One of the more consequential tournaments of the year, the Korn Ferry Tour Championship, also took place this weekend. A total of 25 players earned PGA Tour cards on Sunday, including seven who started the week well outside the cut line for membership cards. Former USC standout Justin Suh won the event to claim the top spot in the Korn Ferry Tour points list, earning himself fully exempt status on the PGA Tour for 2022-23 as well as spots in the 2023 U.S. Open and Players Championship.
The 2022 Korn Ferry Tour season is over, and so are the KFT Finals as we know them. At least that’s what the PGA Tour has told us. One of the Tour’s many announcements this summer was that, next year, it will scrap the familiar structure of handing out 25 cards at the end of the Korn Ferry Tour regular season and 25 more through the KFT Finals. Starting in 2023, the KFT regular season will extend through the four finals events. After that, PGA Tour cards will be given to the top 30 finishers on the season-long points list. Another 10 cards will go to the best performers on the DP World Tour, and a last batch will be granted to the top five and ties in the KFT Q-School event.
In a related change, starting next season, just 70 players will qualify for the PGA Tour’s FedEx Cup Playoffs, and those who finish outside the top 125 in the FedEx Cup will no longer drop down to the Korn Ferry Tour Finals in order to earn their cards back. Instead, the PGA Tour’s fall events will determine the remaining fully-exempt memberships for the following season. What remains to be seen is who, besides players outside the top 70 of the FedEx Cup standings, will play in the fall series. Let’s hope it’s Korn Ferry Tour graduates.
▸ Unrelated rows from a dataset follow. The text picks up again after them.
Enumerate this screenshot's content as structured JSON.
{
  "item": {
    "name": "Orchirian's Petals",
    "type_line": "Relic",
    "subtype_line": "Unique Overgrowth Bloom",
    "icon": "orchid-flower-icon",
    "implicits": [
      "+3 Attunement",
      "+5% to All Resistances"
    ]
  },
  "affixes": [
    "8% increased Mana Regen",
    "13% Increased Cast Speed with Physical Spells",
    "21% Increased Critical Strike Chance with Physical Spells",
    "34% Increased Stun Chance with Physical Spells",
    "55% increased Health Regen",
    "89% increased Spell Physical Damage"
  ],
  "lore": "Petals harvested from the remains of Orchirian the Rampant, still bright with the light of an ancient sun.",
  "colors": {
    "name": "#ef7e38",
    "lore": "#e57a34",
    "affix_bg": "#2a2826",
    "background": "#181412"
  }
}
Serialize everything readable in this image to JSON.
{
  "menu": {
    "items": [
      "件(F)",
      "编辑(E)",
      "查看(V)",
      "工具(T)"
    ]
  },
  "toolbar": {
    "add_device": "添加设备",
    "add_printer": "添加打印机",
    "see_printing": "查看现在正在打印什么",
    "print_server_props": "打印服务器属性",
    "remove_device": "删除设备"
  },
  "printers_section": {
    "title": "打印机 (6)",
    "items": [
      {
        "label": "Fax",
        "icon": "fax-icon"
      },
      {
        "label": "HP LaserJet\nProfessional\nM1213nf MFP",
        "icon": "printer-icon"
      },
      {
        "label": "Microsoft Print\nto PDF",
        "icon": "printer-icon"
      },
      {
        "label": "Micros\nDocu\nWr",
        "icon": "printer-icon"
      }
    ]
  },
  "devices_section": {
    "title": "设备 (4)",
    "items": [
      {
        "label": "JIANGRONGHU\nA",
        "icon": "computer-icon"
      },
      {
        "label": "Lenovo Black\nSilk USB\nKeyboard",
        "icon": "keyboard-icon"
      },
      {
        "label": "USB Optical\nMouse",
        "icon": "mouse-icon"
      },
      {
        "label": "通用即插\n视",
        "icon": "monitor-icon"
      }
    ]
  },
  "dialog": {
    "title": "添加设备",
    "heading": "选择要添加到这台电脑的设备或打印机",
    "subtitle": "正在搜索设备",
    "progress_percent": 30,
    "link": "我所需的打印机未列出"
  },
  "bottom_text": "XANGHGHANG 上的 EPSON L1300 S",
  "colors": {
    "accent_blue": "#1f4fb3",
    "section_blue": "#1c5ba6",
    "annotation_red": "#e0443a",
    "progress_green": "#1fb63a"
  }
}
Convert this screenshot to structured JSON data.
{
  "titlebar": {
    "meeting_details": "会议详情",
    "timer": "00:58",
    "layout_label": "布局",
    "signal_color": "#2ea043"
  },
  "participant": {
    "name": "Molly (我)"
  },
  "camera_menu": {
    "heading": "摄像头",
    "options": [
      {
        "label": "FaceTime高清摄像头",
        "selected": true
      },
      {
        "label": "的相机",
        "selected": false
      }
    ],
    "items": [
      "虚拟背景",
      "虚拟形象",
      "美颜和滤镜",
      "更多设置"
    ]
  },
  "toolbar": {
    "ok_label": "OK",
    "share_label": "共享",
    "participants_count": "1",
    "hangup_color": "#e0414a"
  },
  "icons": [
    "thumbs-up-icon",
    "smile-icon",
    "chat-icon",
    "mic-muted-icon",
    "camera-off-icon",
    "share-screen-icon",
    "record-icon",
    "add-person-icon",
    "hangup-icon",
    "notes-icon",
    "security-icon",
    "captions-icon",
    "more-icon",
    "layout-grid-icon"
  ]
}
Up to and including the 2022-23 season, KFT grads have been tossed to the bottom of the PGA Tour’s priority ranking, scraping for starts while approximately 175 tour members and others with obscure exemptions filled fields. This has long been one of the Tour’s structural flaws. Up-and-coming careers are slowed down in order to protect the rank and file. But if it’s designed correctly, the new fall series could give players who have proven themselves on the KFT a better shot. If they get enough starts in the fall, and if they make the most of those starts, they could earn a high priority ranking more quickly than they typically can now.
My only worry is that the Tour will revert to old habits and give established members preferential treatment in the fall series. If Nos. 71-125 on the priority ranking are reserved for the previous season’s playoff-missers, then KFT grads would remain stuck at the bottom of the heap. In order for the PGA Tour to retain young talent, it needs to create an efficient, merit-based path from the KFT to the big show. Let’s hope for the best.